Eine Gruppe von vier jungen Männern steht auf einem Parkplatz an der Autobahn 61 bei Worms und beobachtet die Beamten bei ihrer Arbeit. „Wir haben damit gerechnet, dass heute kontrolliert wird und haben deshalb schon seit gestern Abend nichts mehr getrunken“, sagt einer der Männer, kräftige Statur, dunkelhaarig, in gebrochenem Englisch. Gegen die Kontrollen habe er nichts, sagt er. „Heute gab‘s für uns nur Saft und Kaffee“, fügt ein anderer hinzu und lacht. Die Männer kommen alle aus Rumänien und arbeiten seit Jahren als Lkw-Fahrer. Sie verbringen viele Wochenende auf Parkplätzen an Raststätten wie dieser, erzählen sie. Alkohol zu trinken gehört zu ihren freien Abenden dazu.

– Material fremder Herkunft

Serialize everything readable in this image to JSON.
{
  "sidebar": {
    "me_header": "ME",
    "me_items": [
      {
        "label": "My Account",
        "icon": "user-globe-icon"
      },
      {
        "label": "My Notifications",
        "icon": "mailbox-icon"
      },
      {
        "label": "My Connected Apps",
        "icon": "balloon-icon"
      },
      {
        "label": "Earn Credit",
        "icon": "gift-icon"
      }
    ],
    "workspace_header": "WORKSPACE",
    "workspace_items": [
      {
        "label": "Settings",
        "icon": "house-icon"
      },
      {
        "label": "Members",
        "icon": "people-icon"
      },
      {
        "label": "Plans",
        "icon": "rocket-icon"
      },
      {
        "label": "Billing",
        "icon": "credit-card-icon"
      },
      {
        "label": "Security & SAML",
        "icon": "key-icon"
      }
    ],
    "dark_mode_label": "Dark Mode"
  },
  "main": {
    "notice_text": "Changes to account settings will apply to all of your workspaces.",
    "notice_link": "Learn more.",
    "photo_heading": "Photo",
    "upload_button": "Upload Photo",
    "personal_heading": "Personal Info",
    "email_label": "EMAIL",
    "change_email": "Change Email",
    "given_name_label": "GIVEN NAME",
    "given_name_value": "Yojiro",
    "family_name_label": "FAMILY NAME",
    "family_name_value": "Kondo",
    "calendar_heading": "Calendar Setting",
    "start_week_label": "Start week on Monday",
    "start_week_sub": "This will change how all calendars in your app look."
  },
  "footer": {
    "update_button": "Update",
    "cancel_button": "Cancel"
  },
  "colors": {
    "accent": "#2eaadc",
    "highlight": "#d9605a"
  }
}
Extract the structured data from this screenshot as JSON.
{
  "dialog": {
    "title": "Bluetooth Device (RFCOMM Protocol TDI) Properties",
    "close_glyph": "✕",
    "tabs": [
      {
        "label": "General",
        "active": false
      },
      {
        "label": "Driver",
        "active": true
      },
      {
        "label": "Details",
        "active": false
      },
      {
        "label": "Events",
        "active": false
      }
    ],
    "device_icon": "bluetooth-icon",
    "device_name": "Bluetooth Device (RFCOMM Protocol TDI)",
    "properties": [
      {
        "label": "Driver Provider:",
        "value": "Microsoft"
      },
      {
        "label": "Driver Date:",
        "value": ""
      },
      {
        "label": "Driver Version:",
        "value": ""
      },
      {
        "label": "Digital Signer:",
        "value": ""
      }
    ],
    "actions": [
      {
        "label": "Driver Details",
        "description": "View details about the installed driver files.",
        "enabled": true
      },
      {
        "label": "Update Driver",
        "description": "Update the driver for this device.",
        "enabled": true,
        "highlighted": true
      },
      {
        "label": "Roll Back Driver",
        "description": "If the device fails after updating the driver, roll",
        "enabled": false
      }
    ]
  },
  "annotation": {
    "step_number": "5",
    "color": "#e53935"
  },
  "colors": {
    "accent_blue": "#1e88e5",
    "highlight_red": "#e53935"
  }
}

34 Beamte der Autobahnpolizei-Dienststellen Gau-Bickelheim an der A 61, Kaiserslautern an der A 6 und Ruchheim an der A 650 waren am Sonntagabend im Einsatz. Sie kontrollierten die Fahrer, um ihre Fahrtüchtigkeit nach Ablauf des sonntäglichen Fahrverbots zu prüfen. Fast ein Fünftel der Brummi-Fahrer, 18 Prozent der 344 Kontrollierten, war nach Angaben der Polizei alkoholisiert. Der höchste Wert lag bei 3,19 Promille. Hintergrund der zweiten Aktion dieser Art binnen weniger Wochen war eine Häufung von Fällen, bei denen Lkw-Fahrer nach ihrer Sonntagspause betrunken gestoppt wurden.

„Wir haben hier keine Szene“, sagt Einsatzleiter Jörg Wegener. Der Schwerpunkt der Kontrollen liege deshalb auf der Prävention. „Wenn wir feststellen, dass jemand alkoholisiert ist, nehmen wir demjenigen die Papiere und den Führerschein ab und geben sie ihm erst wieder, wenn er wieder 0,0 Promille hat“, sagt Wegener. In der Regel sei das schon am nächsten Morgen der Fall. Allerdings kämen häufig Sprachbarrieren hinzu. „Viele der Fahrer kommen aus Osteuropa und sprechen weder Deutsch noch Englisch – deshalb haben wir ein Infoblatt in mehreren Sprachen vorbereitet, das wir ihnen aushändigen“.

Schon am 13. Januar hatte es eine ähnliche Kontrollaktion gegeben, auch in den Nachbarländern Hessen und Baden-Württemberg. Auch dabei kam raus, dass zahlreiche Fahrer betrunken waren. „Eine Alkoholanfälligkeit ist bei vielen Lastwagenfahrern nicht von der Hand zu weisen“, sagt Einsatzleiter Wegener. Um dem langfristig entgegenzuwirken, werde die Polizei in Zukunft neben präventiven auch vermehrt repressive Kontrollen vornehmen, also auch während der Fahrt stoppen und überprüfen.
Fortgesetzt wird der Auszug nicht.